Dört bir yanda yankılanan yangınlar, orman varlığını, su kaynaklarını ve milli parkları koruma gerekliliğimizin önemini acı bir şekilde gözler önüne seriyor. Ancak, iktidar bu durumu nasıl karşılıyor? Sorunun cevabı oldukça çarpıcı.
Memleket sıkıntılarla boğuşurken, iktidar yine en iyi bildiği şeyi yapıyor: Felaketlerin zeminini hazırlamak. Verimli toprakları ve orman varlıklarını tehdit eden bir yasa tasarısının peşinden koşuyor. Bu tasarı, zeytinlikler başta olmak üzere koruma altındaki alanları, verimli tarım arazilerini ve meraları şirketlere açmayı amaçlıyor.
Kamuoyunda ‘süper talan yasası’ olarak bilinen düzenlemenin en fazla tartışılan maddesi, zeytinliklerle ilgili. Tasarıdaki özel madde neleri içeriyor, gelin birlikte bakalım. Önce detayları inceleyelim, ardından bu düzenlemenin ardındaki niyetleri sorgulayalım…
ÖZEL MADDEDEKİ HARİTA
Tasarıda yer alan 11. madde, Maden Kanunu’na ekli haritalar ve listeler sunmayı öneriyor. Bu düzenlemeye göre, yürürlüğe girdiği tarihte, zeytinlik olarak kayıtlı ya da fiili olarak zeytinlik bulunan alanlardaki maden ruhsat sahibinin ilgisine ilişkin madencilik faaliyetleri için izin verilebilecek. Bakanlık, kamu yararını göz önünde bulundurarak, bu sahalarda madencilik çalışmaları yürütülmesi ve geçici tesislerin inşasına onay verme yetkisine sahip.
Peki, bu harita ve koordinatlar hangi bölgeleri kapsıyor? Geçtiğimiz 40 yıl içinde, Milas ve Yatağan gibi alanlarda kömür madenleri yüzünden birçok köy yok oldu. Şimdi ise yasa tasarısı yeni alanlara acilen maden şirketlerine verilmesini öngörüyor.
Tasarıya eklenen koordinatlar, Yatağan ve Milas’ta şirketlere tahsis edilecek alanları şöyle belirliyor:
İlk aşamada 48 köy doğrudan bu durumdan etkilenecek. Orada yaşayan insanlar, tarlalarının ve ağaçlarının yok olmasıyla yer değiştirmek zorunda kalacak. Toplamda 30 bine yakın insan, Muğla’nın nüfusunun yaklaşık %2.5-3’ünü oluşturarak bu süreçten etkilenecek.
Şimdi ise bu düzenlemenin kimler için yapıldığını inceleyelim…
HANGİ ŞİRKETE, NERESİ VERİLİYOR?
İlk olarak, YK Enerji, Limak-İC İçtaş ortaklığıyla kurulan ve Yeniköy-Kemerköy Santrali’ni işleten şirket konumunda. Akbelen ormanına yönelik yaptıklarıyla oldukça dikkat çekmişti. Ancak şimdi daha fazlasını talep ediyor.

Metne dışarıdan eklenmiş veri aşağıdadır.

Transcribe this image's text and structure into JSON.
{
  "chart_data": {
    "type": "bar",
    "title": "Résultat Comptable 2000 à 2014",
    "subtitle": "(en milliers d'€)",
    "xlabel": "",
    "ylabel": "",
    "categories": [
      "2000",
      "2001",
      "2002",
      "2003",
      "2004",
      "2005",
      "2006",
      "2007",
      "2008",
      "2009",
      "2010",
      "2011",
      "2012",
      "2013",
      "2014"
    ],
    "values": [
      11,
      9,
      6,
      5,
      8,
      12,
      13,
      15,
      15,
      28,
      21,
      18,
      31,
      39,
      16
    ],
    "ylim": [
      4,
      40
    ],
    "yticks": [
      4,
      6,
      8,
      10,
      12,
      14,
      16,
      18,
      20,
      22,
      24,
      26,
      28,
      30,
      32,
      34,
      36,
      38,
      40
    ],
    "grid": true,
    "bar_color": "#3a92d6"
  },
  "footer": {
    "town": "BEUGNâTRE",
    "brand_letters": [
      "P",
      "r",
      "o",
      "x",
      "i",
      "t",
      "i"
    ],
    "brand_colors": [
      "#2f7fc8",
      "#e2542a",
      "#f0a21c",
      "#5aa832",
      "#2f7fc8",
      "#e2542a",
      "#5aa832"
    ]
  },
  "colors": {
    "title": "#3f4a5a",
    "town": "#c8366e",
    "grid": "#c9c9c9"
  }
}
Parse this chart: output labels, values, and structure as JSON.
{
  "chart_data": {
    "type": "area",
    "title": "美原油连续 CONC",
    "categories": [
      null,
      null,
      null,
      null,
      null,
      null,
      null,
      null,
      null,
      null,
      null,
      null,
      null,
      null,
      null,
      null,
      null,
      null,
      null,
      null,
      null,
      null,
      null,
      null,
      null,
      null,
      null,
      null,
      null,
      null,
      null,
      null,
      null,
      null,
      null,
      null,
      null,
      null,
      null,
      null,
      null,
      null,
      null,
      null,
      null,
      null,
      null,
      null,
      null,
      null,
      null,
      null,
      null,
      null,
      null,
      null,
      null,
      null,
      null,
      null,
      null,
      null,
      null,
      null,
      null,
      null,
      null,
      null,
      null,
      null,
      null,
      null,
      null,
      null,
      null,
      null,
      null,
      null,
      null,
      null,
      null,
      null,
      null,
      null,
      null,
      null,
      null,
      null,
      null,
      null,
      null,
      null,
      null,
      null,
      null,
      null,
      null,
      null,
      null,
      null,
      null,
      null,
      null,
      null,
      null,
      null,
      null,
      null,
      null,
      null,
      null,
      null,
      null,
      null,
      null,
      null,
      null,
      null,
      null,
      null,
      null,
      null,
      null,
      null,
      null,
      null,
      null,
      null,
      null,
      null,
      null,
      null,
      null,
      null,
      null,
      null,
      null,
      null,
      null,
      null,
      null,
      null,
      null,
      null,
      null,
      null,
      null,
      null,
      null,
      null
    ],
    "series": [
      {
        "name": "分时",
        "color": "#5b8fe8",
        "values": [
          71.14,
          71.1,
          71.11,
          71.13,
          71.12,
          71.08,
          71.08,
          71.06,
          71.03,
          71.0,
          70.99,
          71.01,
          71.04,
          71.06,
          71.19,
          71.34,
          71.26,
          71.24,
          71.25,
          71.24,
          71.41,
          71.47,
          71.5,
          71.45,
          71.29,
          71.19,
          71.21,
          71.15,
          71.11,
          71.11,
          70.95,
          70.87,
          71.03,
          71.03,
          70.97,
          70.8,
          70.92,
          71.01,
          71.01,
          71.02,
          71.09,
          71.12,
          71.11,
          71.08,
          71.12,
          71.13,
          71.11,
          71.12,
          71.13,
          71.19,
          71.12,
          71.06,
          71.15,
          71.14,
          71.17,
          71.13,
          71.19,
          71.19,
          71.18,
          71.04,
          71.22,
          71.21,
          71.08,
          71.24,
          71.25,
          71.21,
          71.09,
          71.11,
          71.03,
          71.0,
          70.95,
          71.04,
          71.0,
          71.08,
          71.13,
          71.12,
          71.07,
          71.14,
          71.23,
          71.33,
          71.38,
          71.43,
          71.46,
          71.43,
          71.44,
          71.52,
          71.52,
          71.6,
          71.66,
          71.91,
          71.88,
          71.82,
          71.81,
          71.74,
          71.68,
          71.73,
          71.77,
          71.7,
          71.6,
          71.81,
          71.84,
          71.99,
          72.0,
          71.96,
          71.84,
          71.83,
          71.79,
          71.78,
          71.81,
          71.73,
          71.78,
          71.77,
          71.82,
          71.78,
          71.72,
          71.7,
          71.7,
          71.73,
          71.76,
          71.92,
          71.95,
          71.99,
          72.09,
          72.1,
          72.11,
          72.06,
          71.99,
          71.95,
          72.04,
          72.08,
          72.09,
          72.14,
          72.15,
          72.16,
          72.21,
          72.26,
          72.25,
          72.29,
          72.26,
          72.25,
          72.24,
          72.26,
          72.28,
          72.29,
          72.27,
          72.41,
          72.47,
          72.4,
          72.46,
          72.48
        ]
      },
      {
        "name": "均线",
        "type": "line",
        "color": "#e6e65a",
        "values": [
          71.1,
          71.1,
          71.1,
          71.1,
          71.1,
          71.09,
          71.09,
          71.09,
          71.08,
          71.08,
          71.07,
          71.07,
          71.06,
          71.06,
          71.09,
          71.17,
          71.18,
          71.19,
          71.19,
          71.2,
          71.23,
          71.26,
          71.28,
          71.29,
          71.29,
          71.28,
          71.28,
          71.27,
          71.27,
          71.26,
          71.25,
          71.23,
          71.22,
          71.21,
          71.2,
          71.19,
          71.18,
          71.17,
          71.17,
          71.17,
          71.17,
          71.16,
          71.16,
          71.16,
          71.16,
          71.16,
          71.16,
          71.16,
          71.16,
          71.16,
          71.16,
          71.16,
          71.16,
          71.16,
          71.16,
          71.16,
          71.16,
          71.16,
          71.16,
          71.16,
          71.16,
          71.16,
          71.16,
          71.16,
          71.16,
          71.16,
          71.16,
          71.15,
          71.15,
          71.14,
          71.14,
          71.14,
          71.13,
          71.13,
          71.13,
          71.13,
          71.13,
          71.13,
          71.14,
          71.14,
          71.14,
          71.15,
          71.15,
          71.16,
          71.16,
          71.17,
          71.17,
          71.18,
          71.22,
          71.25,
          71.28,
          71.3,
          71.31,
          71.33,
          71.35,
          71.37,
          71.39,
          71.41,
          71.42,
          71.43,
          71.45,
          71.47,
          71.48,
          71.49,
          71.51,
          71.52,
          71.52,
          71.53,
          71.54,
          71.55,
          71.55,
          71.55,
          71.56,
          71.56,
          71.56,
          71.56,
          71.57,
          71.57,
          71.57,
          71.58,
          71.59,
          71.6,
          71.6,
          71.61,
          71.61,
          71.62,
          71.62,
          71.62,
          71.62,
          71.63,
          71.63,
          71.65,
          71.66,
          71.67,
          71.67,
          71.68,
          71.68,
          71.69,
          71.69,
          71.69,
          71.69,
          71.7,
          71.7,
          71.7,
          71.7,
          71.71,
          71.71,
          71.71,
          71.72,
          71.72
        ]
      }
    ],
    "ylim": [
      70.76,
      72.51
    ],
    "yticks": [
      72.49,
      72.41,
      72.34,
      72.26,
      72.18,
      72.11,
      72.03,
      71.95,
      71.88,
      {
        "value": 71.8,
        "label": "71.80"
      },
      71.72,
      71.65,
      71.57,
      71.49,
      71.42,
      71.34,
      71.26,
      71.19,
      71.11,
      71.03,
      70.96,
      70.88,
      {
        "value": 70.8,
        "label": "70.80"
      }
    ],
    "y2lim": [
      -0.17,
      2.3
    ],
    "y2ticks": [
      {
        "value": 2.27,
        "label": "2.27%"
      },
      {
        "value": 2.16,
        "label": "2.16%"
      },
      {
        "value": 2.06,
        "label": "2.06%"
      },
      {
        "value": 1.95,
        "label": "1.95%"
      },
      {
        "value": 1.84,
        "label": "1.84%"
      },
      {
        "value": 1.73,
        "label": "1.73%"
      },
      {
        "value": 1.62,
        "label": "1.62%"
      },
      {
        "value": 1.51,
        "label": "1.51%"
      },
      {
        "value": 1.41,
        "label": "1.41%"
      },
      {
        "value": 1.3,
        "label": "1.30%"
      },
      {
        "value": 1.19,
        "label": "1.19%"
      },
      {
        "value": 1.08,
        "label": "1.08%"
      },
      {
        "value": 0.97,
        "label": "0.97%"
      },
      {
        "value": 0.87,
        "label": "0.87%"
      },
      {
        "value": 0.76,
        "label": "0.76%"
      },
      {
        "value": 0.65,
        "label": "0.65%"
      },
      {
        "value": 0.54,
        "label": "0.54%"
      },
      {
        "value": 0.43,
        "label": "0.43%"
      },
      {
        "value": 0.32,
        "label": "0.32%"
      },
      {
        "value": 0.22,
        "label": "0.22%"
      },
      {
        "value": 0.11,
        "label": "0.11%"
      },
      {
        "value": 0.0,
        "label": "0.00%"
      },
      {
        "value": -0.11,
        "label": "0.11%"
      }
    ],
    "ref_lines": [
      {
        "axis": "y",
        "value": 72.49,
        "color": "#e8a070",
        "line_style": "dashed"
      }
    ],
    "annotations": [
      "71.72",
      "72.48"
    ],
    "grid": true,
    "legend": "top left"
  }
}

Bodrum için kritik su kaynaklarına sahip olan, henüz tamamen imara maruz kalmamış Milas ile büyümeyi hedefliyor YK Enerji. İktidar ise bu yasa tasarısının özel maddesiyle 240 bin dönüm zeytinlik alanını onlara tahsis ediyor. Bu alan, yaklaşık 33 bin 800 futbol sahası büyüklüğünde.
İkinci dikkat çeken şirket ise Aydem Enerji. Son zamanlarda yangınlarla anılan bu şirket, elektrik dağıtımında İzmir ve çevresindeki önemli bir rol oynamakta. Aydem, 2014 yılında özelleştirilen Yatağan Termik Santrali’ni ve kömür sahalarını elinde bulunduruyor. Tasarı ile Aydem’e, Yatağan’ındaki 120 bin dönüm zeytinlik daha veriliyor; bu da yaklaşık 20 bin futbol sahası büyüklüğünde bir başka alan demek.
***
İşte burada ‘üstün kamu yararı’ meselesinin somut bir örneği karşımıza çıkıyor. Bir tarafta Türkiye’nin en verimli tarım arazileri ve nesiller boyu orada yaşayan köylüler varken, diğer tarafta elektrik üretimi ve dağıtımını yapmış, vatandaşı maddi olarak zor durumda bırakmış şirketlerin çıkarları bulunuyor.
Bu durum yalnızca Muğla’da yaşayanları etkilemekle kalmayacak. Aylık elektrik faturalarındaki yüksek oranlar ve pazardaki gıda fiyatları da bu standardın bir parçası. İktidarın anladığı ‘kamu yararının’ ne denli iktidara bir katkı sağladığını görmek mümkün.